Is this not what I was referring to? I would like to learn more, I think we have the same reasoning, but I am bad at explaining. It think perhaps it could be a good learning experience to HN if you could say exactly what lines you believe are wrong.

If malloc() damages the running system, why even implement it in the standard library?

If you are developing against a supposed implementation, rather than the published interface, you are wrong. rand is not the culprit, newlib is not the culprit: you are.

You don't want to use malloc? Don't have malloc.

Wonder what other joyous opportunities for unforeseen functionality they're unknowingly baking into their "IoT" devices.

I don’t get it. Why does newlib malloc in rand() instead of just storing the global state in a static variable?

In the traditional standard C library, there are many functions which, in order to be invoked with less parameters, use some static variables.

However this approach works only in single-threaded programs. In multi-threaded programs, the static variables are clobbered when invocations of the function from different threads are interleaved.

The correct method to make the standard C library reentrant is to replace all the functions that use static variables with reentrant functions having one extra parameter, which typically use the old name of the function with the suffix "_r".

This has been done, but this means that if you have an old single-threaded program, when you want to make it multi-threaded you must search the program source for all bad standard library functions and replace them with good functions.

Newlib offers an optional facility to avoid the editing of the source files when making a conversion to multi-threading, by replacing all the static variables with dynamically-allocated variables, which will be distinct in different threads.

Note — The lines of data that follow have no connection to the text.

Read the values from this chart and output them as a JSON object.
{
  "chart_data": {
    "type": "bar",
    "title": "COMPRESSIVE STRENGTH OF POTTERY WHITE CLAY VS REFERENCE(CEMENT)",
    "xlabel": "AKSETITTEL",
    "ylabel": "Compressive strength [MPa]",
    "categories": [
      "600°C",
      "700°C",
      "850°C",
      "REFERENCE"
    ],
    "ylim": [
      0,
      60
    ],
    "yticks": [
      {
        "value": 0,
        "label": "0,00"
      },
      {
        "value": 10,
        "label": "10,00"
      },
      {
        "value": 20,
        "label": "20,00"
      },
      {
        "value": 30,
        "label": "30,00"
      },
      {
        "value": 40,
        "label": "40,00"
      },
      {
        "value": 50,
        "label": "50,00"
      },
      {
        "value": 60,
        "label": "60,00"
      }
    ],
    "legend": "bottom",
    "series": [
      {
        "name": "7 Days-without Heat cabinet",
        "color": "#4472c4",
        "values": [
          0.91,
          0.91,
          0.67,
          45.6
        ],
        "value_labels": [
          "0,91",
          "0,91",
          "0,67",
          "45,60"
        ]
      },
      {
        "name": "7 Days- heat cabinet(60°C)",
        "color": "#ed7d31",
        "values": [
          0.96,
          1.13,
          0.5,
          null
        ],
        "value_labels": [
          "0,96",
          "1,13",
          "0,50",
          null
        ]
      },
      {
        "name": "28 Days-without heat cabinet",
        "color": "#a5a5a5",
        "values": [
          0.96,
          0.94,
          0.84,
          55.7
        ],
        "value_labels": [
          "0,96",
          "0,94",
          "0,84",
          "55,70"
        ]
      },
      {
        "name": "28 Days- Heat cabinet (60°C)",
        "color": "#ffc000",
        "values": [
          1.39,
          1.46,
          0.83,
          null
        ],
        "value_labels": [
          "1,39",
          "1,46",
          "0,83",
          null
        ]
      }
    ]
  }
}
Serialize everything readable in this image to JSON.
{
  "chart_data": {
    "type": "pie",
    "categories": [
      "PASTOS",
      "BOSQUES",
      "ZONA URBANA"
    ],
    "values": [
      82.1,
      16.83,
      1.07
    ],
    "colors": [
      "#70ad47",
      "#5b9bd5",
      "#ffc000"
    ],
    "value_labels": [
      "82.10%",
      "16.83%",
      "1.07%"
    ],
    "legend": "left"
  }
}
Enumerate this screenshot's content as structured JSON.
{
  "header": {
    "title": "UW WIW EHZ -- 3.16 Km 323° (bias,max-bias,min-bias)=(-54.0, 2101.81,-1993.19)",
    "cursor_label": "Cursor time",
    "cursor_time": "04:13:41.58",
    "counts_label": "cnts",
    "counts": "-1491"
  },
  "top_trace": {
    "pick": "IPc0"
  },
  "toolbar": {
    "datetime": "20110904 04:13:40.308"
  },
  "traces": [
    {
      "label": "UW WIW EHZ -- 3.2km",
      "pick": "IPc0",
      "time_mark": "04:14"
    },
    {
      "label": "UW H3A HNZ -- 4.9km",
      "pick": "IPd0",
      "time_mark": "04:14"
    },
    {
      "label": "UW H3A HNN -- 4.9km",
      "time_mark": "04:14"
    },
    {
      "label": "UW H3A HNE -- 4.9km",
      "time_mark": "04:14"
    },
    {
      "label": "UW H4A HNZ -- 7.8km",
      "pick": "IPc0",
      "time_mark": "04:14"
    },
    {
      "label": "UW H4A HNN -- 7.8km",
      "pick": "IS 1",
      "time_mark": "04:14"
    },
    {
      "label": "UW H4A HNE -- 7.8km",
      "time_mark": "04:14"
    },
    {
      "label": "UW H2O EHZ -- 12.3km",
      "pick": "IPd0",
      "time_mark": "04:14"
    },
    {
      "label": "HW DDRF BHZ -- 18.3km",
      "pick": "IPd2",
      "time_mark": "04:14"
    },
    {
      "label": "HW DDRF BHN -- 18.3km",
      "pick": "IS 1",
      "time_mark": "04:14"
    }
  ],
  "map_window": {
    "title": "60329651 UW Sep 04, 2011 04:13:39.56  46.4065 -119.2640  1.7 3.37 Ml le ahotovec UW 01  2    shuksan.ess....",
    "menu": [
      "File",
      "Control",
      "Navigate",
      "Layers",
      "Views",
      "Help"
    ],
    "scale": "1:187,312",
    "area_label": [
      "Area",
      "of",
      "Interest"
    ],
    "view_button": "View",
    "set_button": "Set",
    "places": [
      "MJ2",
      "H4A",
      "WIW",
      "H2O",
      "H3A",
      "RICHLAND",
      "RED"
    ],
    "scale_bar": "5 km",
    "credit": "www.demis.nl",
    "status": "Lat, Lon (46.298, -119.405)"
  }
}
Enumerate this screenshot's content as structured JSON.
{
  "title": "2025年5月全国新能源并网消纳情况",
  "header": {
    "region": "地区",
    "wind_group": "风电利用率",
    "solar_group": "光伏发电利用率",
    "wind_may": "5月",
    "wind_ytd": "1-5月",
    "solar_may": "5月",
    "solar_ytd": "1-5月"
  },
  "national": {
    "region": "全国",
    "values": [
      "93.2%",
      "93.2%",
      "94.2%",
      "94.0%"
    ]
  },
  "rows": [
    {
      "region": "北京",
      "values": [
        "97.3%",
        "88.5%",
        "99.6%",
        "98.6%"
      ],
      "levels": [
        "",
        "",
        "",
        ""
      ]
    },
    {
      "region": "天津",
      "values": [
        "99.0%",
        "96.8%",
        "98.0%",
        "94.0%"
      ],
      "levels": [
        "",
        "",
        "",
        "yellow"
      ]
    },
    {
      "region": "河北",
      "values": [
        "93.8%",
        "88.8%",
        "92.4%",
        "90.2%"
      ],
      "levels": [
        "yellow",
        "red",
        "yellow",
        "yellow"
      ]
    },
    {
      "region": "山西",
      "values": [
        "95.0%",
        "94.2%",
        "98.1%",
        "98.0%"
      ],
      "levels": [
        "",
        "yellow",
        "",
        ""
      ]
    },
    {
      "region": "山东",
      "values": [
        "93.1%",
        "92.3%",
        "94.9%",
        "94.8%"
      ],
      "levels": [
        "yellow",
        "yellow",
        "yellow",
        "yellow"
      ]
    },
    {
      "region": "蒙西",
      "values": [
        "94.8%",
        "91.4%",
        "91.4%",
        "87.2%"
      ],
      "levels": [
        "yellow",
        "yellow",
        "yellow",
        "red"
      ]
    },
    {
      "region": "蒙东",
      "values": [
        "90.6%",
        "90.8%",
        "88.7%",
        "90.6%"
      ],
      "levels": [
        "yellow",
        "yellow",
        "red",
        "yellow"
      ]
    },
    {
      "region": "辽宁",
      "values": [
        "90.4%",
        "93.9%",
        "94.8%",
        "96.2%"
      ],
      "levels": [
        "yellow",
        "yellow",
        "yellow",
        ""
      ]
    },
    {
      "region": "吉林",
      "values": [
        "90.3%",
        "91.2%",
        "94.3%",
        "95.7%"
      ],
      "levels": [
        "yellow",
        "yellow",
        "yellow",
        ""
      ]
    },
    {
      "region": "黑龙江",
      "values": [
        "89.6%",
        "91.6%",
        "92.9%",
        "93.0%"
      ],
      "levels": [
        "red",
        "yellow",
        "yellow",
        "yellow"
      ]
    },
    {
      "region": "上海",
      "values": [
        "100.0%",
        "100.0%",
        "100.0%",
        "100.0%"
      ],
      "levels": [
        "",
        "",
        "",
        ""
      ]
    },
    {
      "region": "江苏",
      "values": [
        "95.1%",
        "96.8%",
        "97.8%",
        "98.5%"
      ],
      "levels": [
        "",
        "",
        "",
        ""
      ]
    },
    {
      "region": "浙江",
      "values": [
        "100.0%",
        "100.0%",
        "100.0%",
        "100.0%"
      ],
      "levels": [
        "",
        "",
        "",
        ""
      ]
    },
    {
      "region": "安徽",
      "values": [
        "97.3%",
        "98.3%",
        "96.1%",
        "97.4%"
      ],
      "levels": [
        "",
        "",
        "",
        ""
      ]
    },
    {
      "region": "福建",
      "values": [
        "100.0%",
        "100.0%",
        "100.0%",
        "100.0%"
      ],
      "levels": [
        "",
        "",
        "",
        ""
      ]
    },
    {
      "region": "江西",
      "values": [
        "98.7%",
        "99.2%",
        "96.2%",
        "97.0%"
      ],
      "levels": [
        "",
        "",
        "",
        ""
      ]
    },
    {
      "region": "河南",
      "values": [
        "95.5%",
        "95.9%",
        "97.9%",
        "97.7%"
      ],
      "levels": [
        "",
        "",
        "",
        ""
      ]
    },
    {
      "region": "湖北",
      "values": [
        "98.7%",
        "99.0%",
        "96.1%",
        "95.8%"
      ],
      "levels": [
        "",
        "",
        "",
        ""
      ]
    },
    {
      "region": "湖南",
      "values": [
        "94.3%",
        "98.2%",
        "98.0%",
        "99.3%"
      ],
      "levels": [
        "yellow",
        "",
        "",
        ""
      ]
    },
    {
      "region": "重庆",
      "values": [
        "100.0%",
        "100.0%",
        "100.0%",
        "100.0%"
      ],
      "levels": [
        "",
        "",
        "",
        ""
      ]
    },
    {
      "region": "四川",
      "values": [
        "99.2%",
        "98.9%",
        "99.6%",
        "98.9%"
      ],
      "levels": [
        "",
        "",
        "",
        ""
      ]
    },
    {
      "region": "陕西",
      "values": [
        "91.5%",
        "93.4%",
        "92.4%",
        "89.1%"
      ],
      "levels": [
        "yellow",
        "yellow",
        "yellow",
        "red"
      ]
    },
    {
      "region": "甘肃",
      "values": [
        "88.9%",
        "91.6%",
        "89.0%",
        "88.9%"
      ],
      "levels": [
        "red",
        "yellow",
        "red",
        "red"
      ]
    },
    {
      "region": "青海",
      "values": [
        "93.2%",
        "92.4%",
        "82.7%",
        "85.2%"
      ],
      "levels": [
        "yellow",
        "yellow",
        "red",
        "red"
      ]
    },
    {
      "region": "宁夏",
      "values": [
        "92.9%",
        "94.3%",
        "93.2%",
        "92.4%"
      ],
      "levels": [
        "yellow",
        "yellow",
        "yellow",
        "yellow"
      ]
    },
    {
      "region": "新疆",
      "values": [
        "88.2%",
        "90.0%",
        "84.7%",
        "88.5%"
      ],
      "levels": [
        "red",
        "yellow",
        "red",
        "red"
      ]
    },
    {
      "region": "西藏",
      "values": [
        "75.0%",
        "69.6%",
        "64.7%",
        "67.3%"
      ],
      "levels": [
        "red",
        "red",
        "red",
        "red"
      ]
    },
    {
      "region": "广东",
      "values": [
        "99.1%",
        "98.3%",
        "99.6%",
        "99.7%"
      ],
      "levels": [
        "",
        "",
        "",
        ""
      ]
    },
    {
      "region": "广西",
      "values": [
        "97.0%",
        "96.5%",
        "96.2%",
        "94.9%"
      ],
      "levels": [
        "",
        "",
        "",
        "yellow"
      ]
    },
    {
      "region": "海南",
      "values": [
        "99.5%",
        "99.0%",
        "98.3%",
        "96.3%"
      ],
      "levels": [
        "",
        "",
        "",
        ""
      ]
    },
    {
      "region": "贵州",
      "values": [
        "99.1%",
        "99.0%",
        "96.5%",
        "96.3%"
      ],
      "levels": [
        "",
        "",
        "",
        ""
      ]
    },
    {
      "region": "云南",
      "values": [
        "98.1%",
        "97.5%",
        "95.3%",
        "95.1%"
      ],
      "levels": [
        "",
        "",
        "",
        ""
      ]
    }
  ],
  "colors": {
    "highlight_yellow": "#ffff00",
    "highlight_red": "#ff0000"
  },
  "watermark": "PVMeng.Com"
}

This feature should better be avoided, because the newer reentrant standard functions also correct other problems, in many cases.

An exception is precisely the "rand_r" function, which is supposed to replace "rand", but which has been wrongly defined, with an inappropriate size of the state parameter.

None of the ancient functions "rand", "rand_r", "srand", "random" or "srandom" should be used in any remotely serious application of random numbers.

There are a huge number of good PRNGs for which the source code is freely available.

Does anyone know why the reentrancy layer needed malloc in the first place? I didn't understand that part.

It's used to store internal random state.

But why is the internal RNG state dynamically allocated? I would have expected it to be a static variable allocated only once.

So that you can call it in different threads or in a signal without clobbering another invocation's state.

Is this thus a `malloc()` without a matching `free()`?

Yes. It lives forever, so this isn't a problem.

Jesus how annoyingly written.

It reads like a marketing blog post. Written as if this was one of those "I dissambled a printer driver to discover a race condition that could cause privilege escalation and I made a CVE that saved millions of PCs around the world" or something, but really it is just someone who took the time to read 10 lines of badly written C.

Maybe in an low quality implementation. rand() is not defined to have error conditions, and definitely not assert when malloc fails.